Dois meses depois, em Setembro, o Presidente Mattarella voltou à Letónia para participar numa cimeira informal de Chefes de Estado da União Europeia, na qual o tema dos ataques informáticos da parte de “Estados com atitude hostil” foi tratado, entre outros. (Referência clara à Rússia).Após a cimeira, o Presidente da República foi para a base militar de Ᾱdaži, onde encontrou o contingente italiano enquadrado no Grupo de batalha, fixado pela NATO na Letónia, no âmbito da “presença avançada reforçada” nas fronteiras com a Rússia. “A vossa presença é um elemento que tranquiliza nossos amigos letões e de outros países bálticos”, disse o Presidente da República. Palavras que, essencialmente, alimentam a “psyop”, sugerindo a existência de uma ameaça para os países bálticos e para o resto da Europa, proveniente da Rússia.

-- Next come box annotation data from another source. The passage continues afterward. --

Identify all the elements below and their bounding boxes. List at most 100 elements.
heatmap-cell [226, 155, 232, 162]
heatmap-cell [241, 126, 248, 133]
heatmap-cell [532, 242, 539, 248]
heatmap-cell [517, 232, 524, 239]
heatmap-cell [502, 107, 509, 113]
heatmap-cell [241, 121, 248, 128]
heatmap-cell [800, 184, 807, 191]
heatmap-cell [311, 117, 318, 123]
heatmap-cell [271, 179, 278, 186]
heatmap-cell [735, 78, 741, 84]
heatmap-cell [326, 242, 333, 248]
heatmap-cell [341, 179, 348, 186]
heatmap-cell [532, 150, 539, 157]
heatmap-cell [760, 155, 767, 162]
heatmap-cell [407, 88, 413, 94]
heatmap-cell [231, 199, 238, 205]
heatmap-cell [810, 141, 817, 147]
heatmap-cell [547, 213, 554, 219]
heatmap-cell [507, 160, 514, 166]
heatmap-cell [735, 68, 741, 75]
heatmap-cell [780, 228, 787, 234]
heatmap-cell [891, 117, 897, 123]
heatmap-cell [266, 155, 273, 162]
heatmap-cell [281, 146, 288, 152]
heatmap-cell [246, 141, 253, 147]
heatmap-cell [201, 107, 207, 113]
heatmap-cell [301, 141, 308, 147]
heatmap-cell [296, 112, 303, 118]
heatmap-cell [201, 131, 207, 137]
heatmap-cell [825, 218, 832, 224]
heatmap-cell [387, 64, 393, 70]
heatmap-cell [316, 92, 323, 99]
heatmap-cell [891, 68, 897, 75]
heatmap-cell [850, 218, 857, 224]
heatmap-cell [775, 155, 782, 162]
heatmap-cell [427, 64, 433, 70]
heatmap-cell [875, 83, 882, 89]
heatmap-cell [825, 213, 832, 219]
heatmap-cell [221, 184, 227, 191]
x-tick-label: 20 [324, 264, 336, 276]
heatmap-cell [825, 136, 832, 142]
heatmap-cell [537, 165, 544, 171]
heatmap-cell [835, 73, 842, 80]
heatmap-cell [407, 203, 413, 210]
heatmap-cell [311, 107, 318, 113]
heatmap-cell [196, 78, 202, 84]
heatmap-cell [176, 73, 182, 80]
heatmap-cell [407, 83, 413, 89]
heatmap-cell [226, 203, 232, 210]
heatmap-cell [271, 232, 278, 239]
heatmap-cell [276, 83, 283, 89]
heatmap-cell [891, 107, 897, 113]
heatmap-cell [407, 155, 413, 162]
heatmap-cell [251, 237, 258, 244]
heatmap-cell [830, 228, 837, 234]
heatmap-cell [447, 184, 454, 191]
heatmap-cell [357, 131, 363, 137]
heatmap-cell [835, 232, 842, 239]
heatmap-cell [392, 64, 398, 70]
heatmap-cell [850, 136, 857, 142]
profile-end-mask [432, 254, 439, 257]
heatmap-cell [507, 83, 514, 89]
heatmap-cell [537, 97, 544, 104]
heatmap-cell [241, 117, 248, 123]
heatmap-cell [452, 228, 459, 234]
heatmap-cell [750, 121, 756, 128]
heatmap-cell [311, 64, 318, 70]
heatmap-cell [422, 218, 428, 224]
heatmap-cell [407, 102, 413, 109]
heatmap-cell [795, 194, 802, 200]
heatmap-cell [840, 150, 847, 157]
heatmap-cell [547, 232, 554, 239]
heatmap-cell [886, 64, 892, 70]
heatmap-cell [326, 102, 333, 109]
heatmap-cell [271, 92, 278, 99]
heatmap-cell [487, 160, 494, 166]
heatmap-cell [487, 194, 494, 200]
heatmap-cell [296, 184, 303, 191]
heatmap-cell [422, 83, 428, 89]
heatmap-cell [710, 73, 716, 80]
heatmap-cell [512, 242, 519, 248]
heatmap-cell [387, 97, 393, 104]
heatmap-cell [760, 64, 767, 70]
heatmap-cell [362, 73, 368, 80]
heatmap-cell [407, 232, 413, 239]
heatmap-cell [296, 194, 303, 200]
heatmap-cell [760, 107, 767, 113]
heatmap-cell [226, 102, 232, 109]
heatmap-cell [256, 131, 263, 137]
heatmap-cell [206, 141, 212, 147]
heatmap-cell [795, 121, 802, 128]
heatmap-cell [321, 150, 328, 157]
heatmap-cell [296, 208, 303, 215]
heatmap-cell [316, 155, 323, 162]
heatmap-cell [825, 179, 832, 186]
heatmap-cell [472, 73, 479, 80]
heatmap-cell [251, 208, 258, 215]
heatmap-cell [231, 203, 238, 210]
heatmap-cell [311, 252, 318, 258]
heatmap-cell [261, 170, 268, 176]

Em 24 de Setembro, também chegará à Letónia,o Papa Francisco, em visita aos três países bálticos.Quem sabe se, repetindo que se devem “construir pontes e não muros”, ele também dirá algo sobre a nova cortina de ferro que, ao dividir a região europeia, prepara as mentes para a guerra.Ou, se em Riga, ao depor flores no "Monumento à Liberdade", reivindicará a liberdade dos jovens letões russos de aprender e usar a sua própria língua.